Obez hastalara psikoterapi, ilaç tedavisi bazen bariatrik cerrahi adı verilen obezite cerrahi tedavileri uygulanmaktadır. Ancak hastalar tüm tedavilerden sonra eğer diyet alışkanlıklarını değiştirmezler, spor ya da egzersizlerini yapmazlarsa obezite sorunlarına tekrar geri dönmektedirler.
Örnek olarak bir kişiye sağlıklı yaşam için egzersiz dediğimiz zaman yaklaşık olarak 2,5 saatlik haftada bir egzersiz önerilmektedir. Eğer kişinin kilo almaması hedeflenmiş ise önerilen egzersiz yaklaşık 4 saate çıkarılmaktadır. Eğer hasta zayıflatılmak istenirse önerilen egzersiz süresi haftada 7 saat, yani haftada her gün 1 saat olarak önerilmektedir. Obez kişiler kilo verdikleri zaman genellikle egzersizi bırakmaktadırlar ve tekrar kilo almaktadırlar. Bu kişiler için önemli bir hatadır. Bireylerin bedensel standartlarını korumak için 2,5 saat, kilo veren hastaların ise yaklaşık haftada 4 saate yakın tekrar egzersiz yapmalarını önerilmektedir.
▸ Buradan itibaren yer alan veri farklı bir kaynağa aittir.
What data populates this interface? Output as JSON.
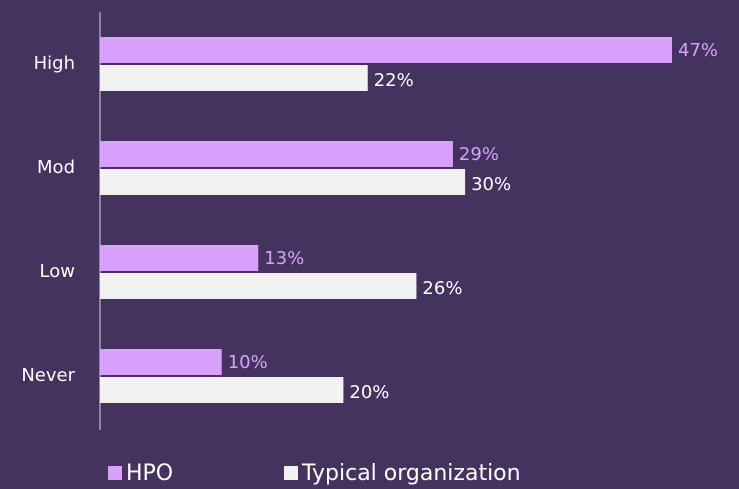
{
  "chart_data": {
    "type": "bar",
    "orientation": "horizontal",
    "categories": [
      "High",
      "Mod",
      "Low",
      "Never"
    ],
    "series": [
      {
        "name": "HPO",
        "color": "#d9a0fb",
        "values": [
          47,
          29,
          13,
          10
        ],
        "value_labels": [
          "47%",
          "29%",
          "13%",
          "10%"
        ]
      },
      {
        "name": "Typical organization",
        "color": "#f2f2f2",
        "values": [
          22,
          30,
          26,
          20
        ],
        "value_labels": [
          "22%",
          "30%",
          "26%",
          "20%"
        ]
      }
    ],
    "legend": "bottom"
  }
}
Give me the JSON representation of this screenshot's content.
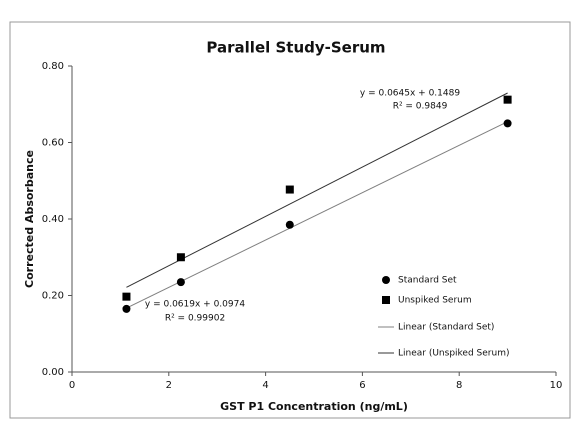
{
  "chart_data": {
    "type": "scatter",
    "title": "Parallel Study-Serum",
    "x_label": "GST P1 Concentration (ng/mL)",
    "y_label": "Corrected Absorbance",
    "xlim": [
      0,
      10
    ],
    "xticks": [
      0,
      2,
      4,
      6,
      8,
      10
    ],
    "ylim": [
      0,
      0.8
    ],
    "yticks": [
      {
        "value": 0,
        "label": "0.00"
      },
      {
        "value": 0.2,
        "label": "0.20"
      },
      {
        "value": 0.4,
        "label": "0.40"
      },
      {
        "value": 0.6,
        "label": "0.60"
      },
      {
        "value": 0.8,
        "label": "0.80"
      }
    ],
    "grid": false,
    "series": [
      {
        "name": "Standard Set",
        "marker": "circle",
        "color": "#000000",
        "x": [
          1.125,
          2.25,
          4.5,
          9
        ],
        "values": [
          0.165,
          0.235,
          0.385,
          0.65
        ],
        "trend": {
          "name": "Linear (Standard Set)",
          "slope": 0.0619,
          "intercept": 0.0974,
          "color": "#808080",
          "equation": "y = 0.0619x + 0.0974",
          "r2": "R² = 0.99902"
        }
      },
      {
        "name": "Unspiked Serum",
        "marker": "square",
        "color": "#000000",
        "x": [
          1.125,
          2.25,
          4.5,
          9
        ],
        "values": [
          0.197,
          0.3,
          0.477,
          0.712
        ],
        "trend": {
          "name": "Linear (Unspiked Serum)",
          "slope": 0.0645,
          "intercept": 0.1489,
          "color": "#333333",
          "equation": "y = 0.0645x + 0.1489",
          "r2": "R² = 0.9849"
        }
      }
    ]
  }
}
O nedenle bireysel davranış şeklini değiştirmek, sağlıklı hayat standardını sağlamak, obezite ile ona bağlı oluşabilecek diğer bütün sorunları önlenmek için hareketli kalmak gerekmektedir. O nedenle her yönüyle obezite mücadelesi yönünden toplum sağlığının değerlendirilmesi ve halk sağlığı sorunu olarak obezite ile savaşın her an gündemde tutulması gerekmektedir.